DO CHILDREN NEED RELIGION?

How Parents Today Are Thinking About the Big Questions

by Martha Fay

Pub Date: March 15th, 1993
ISBN: 0-679-42054-1
Publisher: Pantheon

The answer seems to be ``yes,'' although Fay (A Mortal Condition, 1983) so hedges her answers in this thoughtful but meandering discussion that some readers may close the covers more bewildered than before. This much is clear: Fay, an ex-Catholic, doesn't write for the majority of Americans who fit snugly into a traditional faith; she addresses herself to baby boomers who have abandoned their childhood religion but feel uneasy in a home emptied of God (a subsidiary target is boomers in cross-faith marriages). Fay raises issues that most child experts (e.g., Spock, Leach, Brazelton) fail to address: What do we tell Jack and Jill about God? (``Will it be a revisionist She or the ancient He, a black God, a white God, or one tactfully disembodied and color-free?''). What about death? Heaven? The meaning of right and wrong? Fay asks friends for their advice and opinions, describes her own Catholic upbringing, tells how she responds to the questions of her young daughter, Anna. She dips into child psychology and faith development, and sometimes loses herself in statistical material. Gradually, the real issue emerges: not whether kids need God, but whether their parents do. As anecdotes proliferate, the impression grows of a generation that has lost something precious and doesn't know how to recapture it.
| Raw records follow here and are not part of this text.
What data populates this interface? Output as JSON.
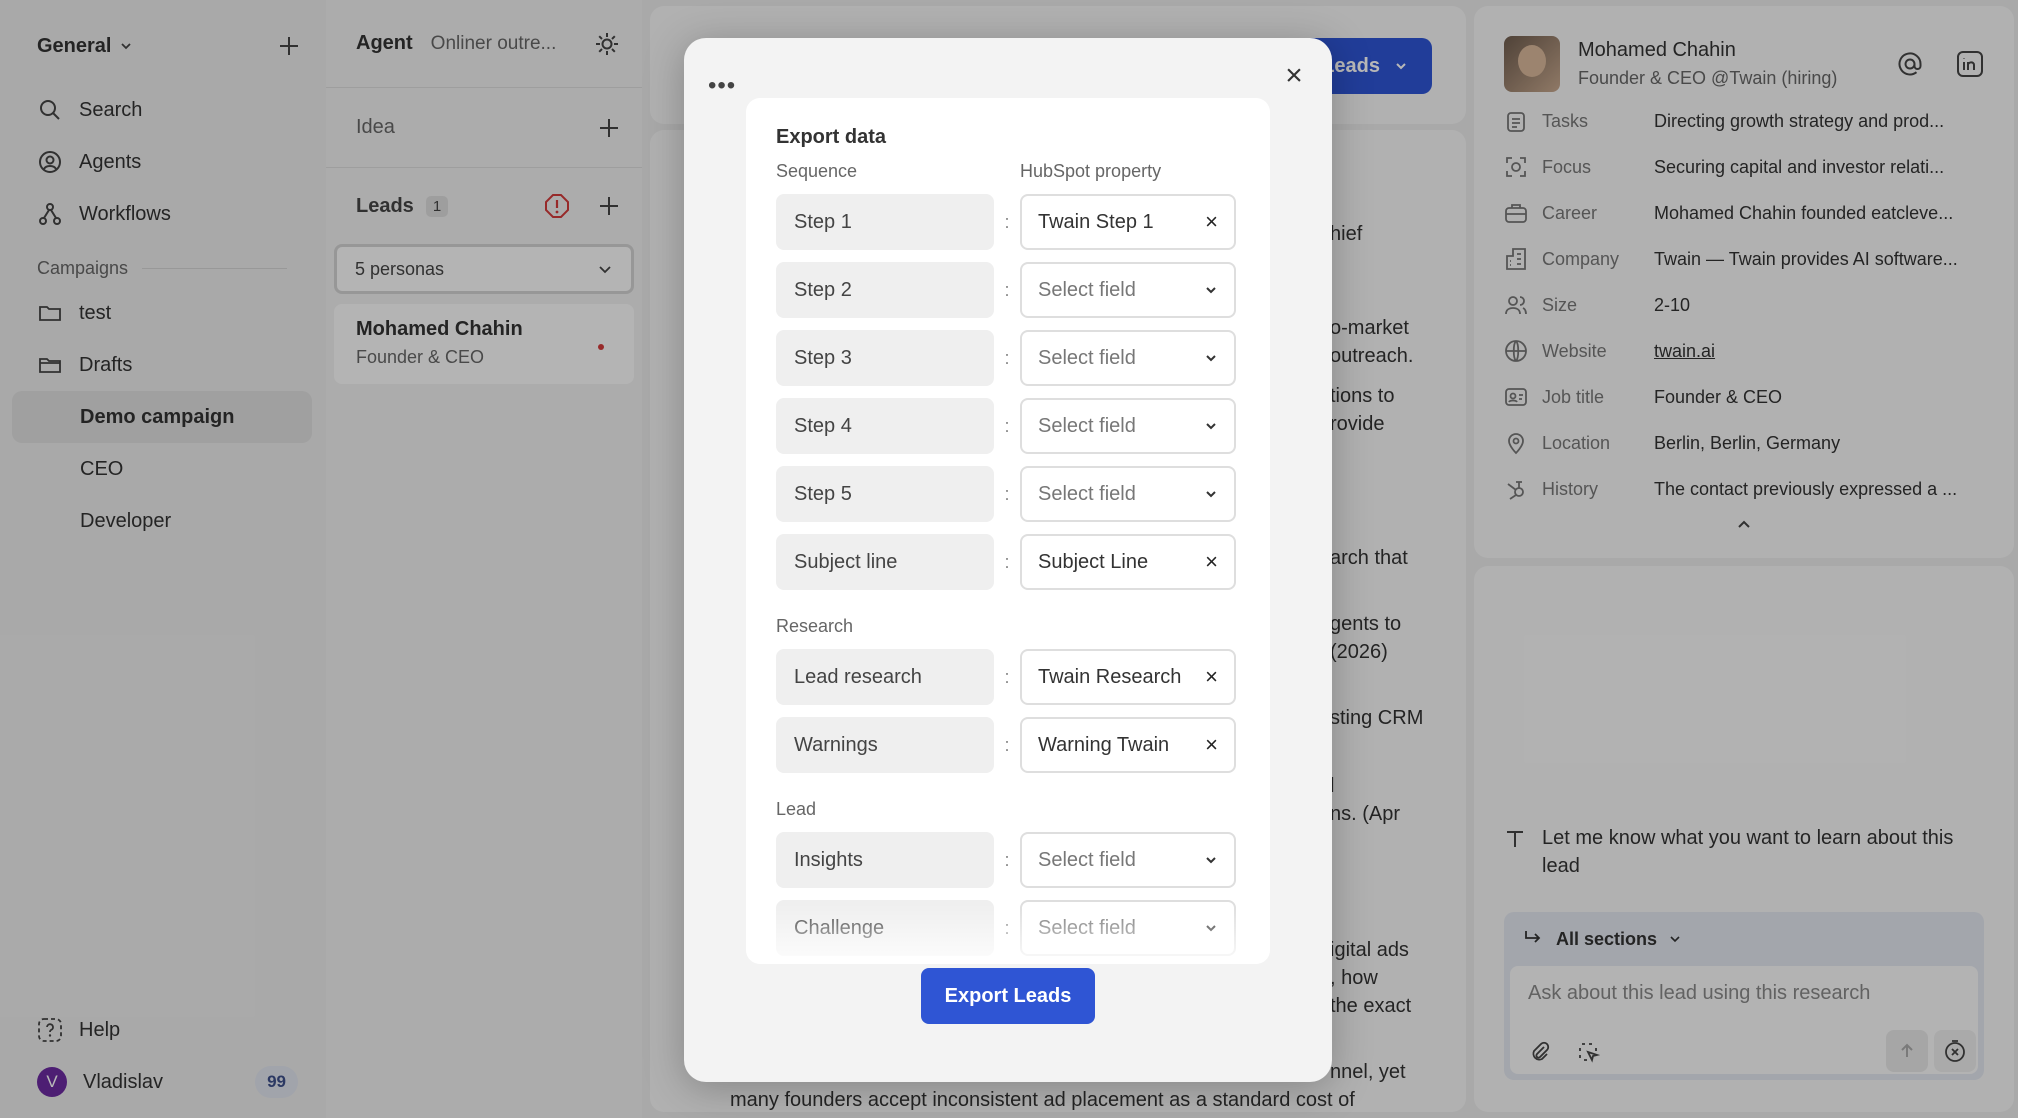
{
  "sidebar": {
    "workspace": "General",
    "nav": [
      {
        "label": "Search",
        "icon": "search-icon"
      },
      {
        "label": "Agents",
        "icon": "agent-icon"
      },
      {
        "label": "Workflows",
        "icon": "workflow-icon"
      }
    ],
    "campaigns_label": "Campaigns",
    "campaigns": [
      {
        "label": "test",
        "icon": "folder-icon"
      },
      {
        "label": "Drafts",
        "icon": "folder-open-icon"
      }
    ],
    "sub_items": [
      "Demo campaign",
      "CEO",
      "Developer"
    ],
    "active_item": "Demo campaign",
    "help": "Help",
    "user": {
      "initial": "V",
      "name": "Vladislav",
      "badge": "99",
      "avatar_color": "#6b2aa0"
    }
  },
  "leads_panel": {
    "agent_label": "Agent",
    "agent_name": "Onliner outre...",
    "idea_label": "Idea",
    "leads_label": "Leads",
    "leads_count": "1",
    "persona_select": "5 personas",
    "lead": {
      "name": "Mohamed Chahin",
      "role": "Founder & CEO"
    }
  },
  "main": {
    "leads_button": "Leads",
    "snippets": [
      "hief",
      "o-market",
      "outreach.",
      "tions to",
      "rovide",
      "arch that",
      "gents to",
      "(2026)",
      "sting CRM",
      "l",
      "ns. (Apr",
      "igital ads",
      ", how",
      "the exact",
      "nnel, yet",
      "many founders accept inconsistent ad placement as a standard cost of"
    ]
  },
  "profile": {
    "name": "Mohamed Chahin",
    "headline": "Founder & CEO @Twain (hiring)",
    "fields": [
      {
        "icon": "clipboard-icon",
        "label": "Tasks",
        "value": "Directing growth strategy and prod..."
      },
      {
        "icon": "focus-icon",
        "label": "Focus",
        "value": "Securing capital and investor relati..."
      },
      {
        "icon": "briefcase-icon",
        "label": "Career",
        "value": "Mohamed Chahin founded eatcleve..."
      },
      {
        "icon": "building-icon",
        "label": "Company",
        "value": "Twain — Twain provides AI software..."
      },
      {
        "icon": "people-icon",
        "label": "Size",
        "value": "2-10"
      },
      {
        "icon": "globe-icon",
        "label": "Website",
        "value": "twain.ai"
      },
      {
        "icon": "id-card-icon",
        "label": "Job title",
        "value": "Founder & CEO"
      },
      {
        "icon": "location-pin-icon",
        "label": "Location",
        "value": "Berlin, Berlin, Germany"
      },
      {
        "icon": "hubspot-icon",
        "label": "History",
        "value": "The contact previously expressed a ..."
      }
    ]
  },
  "chat": {
    "hint": "Let me know what you want to learn about this lead",
    "sections_label": "All sections",
    "placeholder": "Ask about this lead using this research"
  },
  "modal": {
    "title": "Export data",
    "col_source": "Sequence",
    "col_target": "HubSpot property",
    "research_label": "Research",
    "lead_label": "Lead",
    "sequence_rows": [
      {
        "source": "Step 1",
        "target": "Twain Step 1",
        "set": true
      },
      {
        "source": "Step 2",
        "target": "Select field",
        "set": false
      },
      {
        "source": "Step 3",
        "target": "Select field",
        "set": false
      },
      {
        "source": "Step 4",
        "target": "Select field",
        "set": false
      },
      {
        "source": "Step 5",
        "target": "Select field",
        "set": false
      },
      {
        "source": "Subject line",
        "target": "Subject Line",
        "set": true
      }
    ],
    "research_rows": [
      {
        "source": "Lead research",
        "target": "Twain Research",
        "set": true
      },
      {
        "source": "Warnings",
        "target": "Warning Twain",
        "set": true
      }
    ],
    "lead_rows": [
      {
        "source": "Insights",
        "target": "Select field",
        "set": false
      },
      {
        "source": "Challenge",
        "target": "Select field",
        "set": false
      }
    ],
    "export_button": "Export Leads",
    "accent_color": "#2f55d4"
  }
}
Some claim cultural rather than spiritual allegiance to a faith; others jump to new religions or try to jazz up old ones. In each case, it boils down to parents searching for their own religious bearings before passing the compass to their children—a risky business, as Fay points out (the next generation may inherit spiritual myopia, as well as an inability to swim in what Fay calls ``the symbolic stream of Western culture''). Too hesitant for baby boomers looking for clear-cut advice— and for just that reason, an intelligent presentation of the price of uncertainty.